To verify the theoretical analysis of outage probability, Figs. 2 and  3 compare theoretical analysis with numerical results of MUE, SCUEs or their overall performance (labeled as HN) when these users share a certain RB. It is shown from Figs. 2 and  3 that the outage performance of the system by theoretical derivation is consistent with that of the actual scenario by simulation. The simulation validates the correctness of theoretical deduction.

In addition, Fig. 2 gives the outage performance versus transmit power of SCBS with the fixed RBs allocation when SCUE occupies the resource of MUE and MUE locates in the coverage area of SC. Figure 3 shows the outage performance versus transmit power of MBS under the same condition. As the transmit power of SCBS increases, the outage performance of the system becomes poorer and is largely influenced by that of MUE. This is mainly because MUE suffers more serious interference for sharing the same RB by SCUE. Similarly, the increment of the transmit power of MBS can promote the outage performance of the system while this enhancement is limited because of cross-tier interferences. Figure 4 shows outage performance versus transmit power of SCBS/MBS with the fixed RBs allocation when not MUE locates in the coverage area of SC. The outage performance loss caused by interferences is not serious as the transmit power of SCBS/MBS increases. It can be concluded from overall analysis that the resource allocation is important to enhance the communication quality of the HCN.

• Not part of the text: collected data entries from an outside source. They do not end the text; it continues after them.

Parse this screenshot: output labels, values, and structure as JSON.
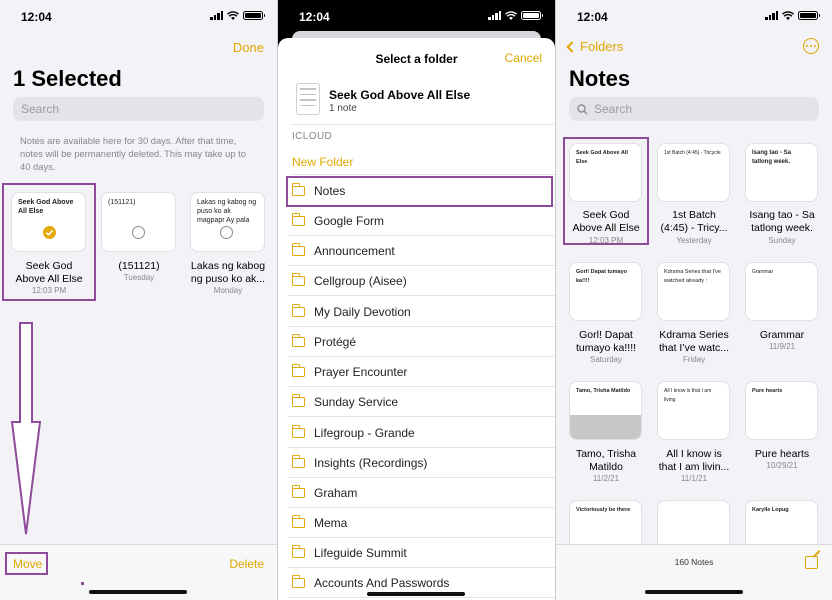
{
  "status": {
    "time": "12:04"
  },
  "panel1": {
    "done": "Done",
    "title": "1 Selected",
    "search_placeholder": "Search",
    "notice": "Notes are available here for 30 days. After that time, notes will be permanently deleted. This may take up to 40 days.",
    "notes": [
      {
        "preview": "Seek God Above All Else",
        "name_line1": "Seek God",
        "name_line2": "Above All Else",
        "date": "12:03 PM",
        "selected": true
      },
      {
        "preview": "(151121)",
        "name_line1": "(151121)",
        "name_line2": "",
        "date": "Tuesday",
        "selected": false
      },
      {
        "preview": "Lakas ng kabog ng puso ko ak magpapr Ay pala",
        "name_line1": "Lakas ng kabog",
        "name_line2": "ng puso ko ak...",
        "date": "Monday",
        "selected": false
      }
    ],
    "move": "Move",
    "delete": "Delete"
  },
  "panel2": {
    "sheet_title": "Select a folder",
    "cancel": "Cancel",
    "selection_title": "Seek God Above All Else",
    "selection_sub": "1 note",
    "section": "ICLOUD",
    "new_folder": "New Folder",
    "folders": [
      "Notes",
      "Google Form",
      "Announcement",
      "Cellgroup (Aisee)",
      "My Daily Devotion",
      "Protégé",
      "Prayer Encounter",
      "Sunday Service",
      "Lifegroup - Grande",
      "Insights (Recordings)",
      "Graham",
      "Mema",
      "Lifeguide Summit",
      "Accounts And Passwords"
    ]
  },
  "panel3": {
    "back": "Folders",
    "title": "Notes",
    "search_placeholder": "Search",
    "notes": [
      {
        "preview": "Seek God Above All Else",
        "name_line1": "Seek God",
        "name_line2": "Above All Else",
        "date": "12:03 PM"
      },
      {
        "preview": "1st Batch (4:45) - Tricycle",
        "name_line1": "1st Batch",
        "name_line2": "(4:45) - Tricy...",
        "date": "Yesterday"
      },
      {
        "preview": "Isang tao - Sa tatlong week.",
        "name_line1": "Isang tao - Sa",
        "name_line2": "tatlong week.",
        "date": "Sunday"
      },
      {
        "preview": "Gorl! Dapat tumayo ka!!!!",
        "name_line1": "Gorl! Dapat",
        "name_line2": "tumayo ka!!!!",
        "date": "Saturday"
      },
      {
        "preview": "Kdrama Series that I've watched already :",
        "name_line1": "Kdrama Series",
        "name_line2": "that I’ve watc...",
        "date": "Friday"
      },
      {
        "preview": "Grammar",
        "name_line1": "Grammar",
        "name_line2": "",
        "date": "11/9/21"
      },
      {
        "preview": "Tamo, Trisha Matildo",
        "name_line1": "Tamo, Trisha",
        "name_line2": "Matildo",
        "date": "11/2/21"
      },
      {
        "preview": "All I know is that I am living",
        "name_line1": "All I know is",
        "name_line2": "that I am livin...",
        "date": "11/1/21"
      },
      {
        "preview": "Pure hearts",
        "name_line1": "Pure hearts",
        "name_line2": "",
        "date": "10/29/21"
      },
      {
        "preview": "Victoriously be there",
        "name_line1": "",
        "name_line2": "",
        "date": ""
      },
      {
        "preview": "",
        "name_line1": "",
        "name_line2": "",
        "date": ""
      },
      {
        "preview": "Karylle Lopug",
        "name_line1": "",
        "name_line2": "",
        "date": ""
      }
    ],
    "count": "160 Notes"
  },
  "colors": {
    "accent": "#e0a800",
    "highlight": "#8e4b9b"
  }
}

5.3 Convergence behavior and optimality of this algorithm

Fig. 5
figure 5

Outage performance of MUE and SCUEs sharing the same resource for different number of SCUEs located in each SC by performing the matching algorithm or not

Fig. 6
figure 6

Overall outage performance of the system for different number of SCUEs located in each SC by performing the matching algorithm or not

Figure 5 gives the outage performance of users sharing the same resource for different number of SCUEs located in each SC by performing the matching algorithm or not. Figure 6 shows the outage performance of the system for different number of SCUEs in each SC by performing the matching algorithm or not. It is given in Figs. 5 and  6 that the resource allocation approach by using the matching game can efficiently improve the outage performance of the system. If the resource allocation is not performed in this paper, the outage performance of the system is reduced and it results in the degradation of system performance as users are densely deployed in this heterogeneous network.

6 Conclusion

In this paper, we have proposed a novel spectrum sharing approach to improve the downlink outage performance of HCNs. Specifically, we have derived PDFs and CDFs of the received SINRs of both MUEs and SCUEs, and obtained the outage probability of HCNs. By defining utility functions, we model the resource allocation problem as a one-to-one matching game which optimizes the outage probability of HCNs. To solve the presented matching game, we have proposed a distributed algorithm that converges to a stable matching between SCBSs and RBs. Simulation results show that the effectiveness of the derived outage probability and the proposed matching algorithm.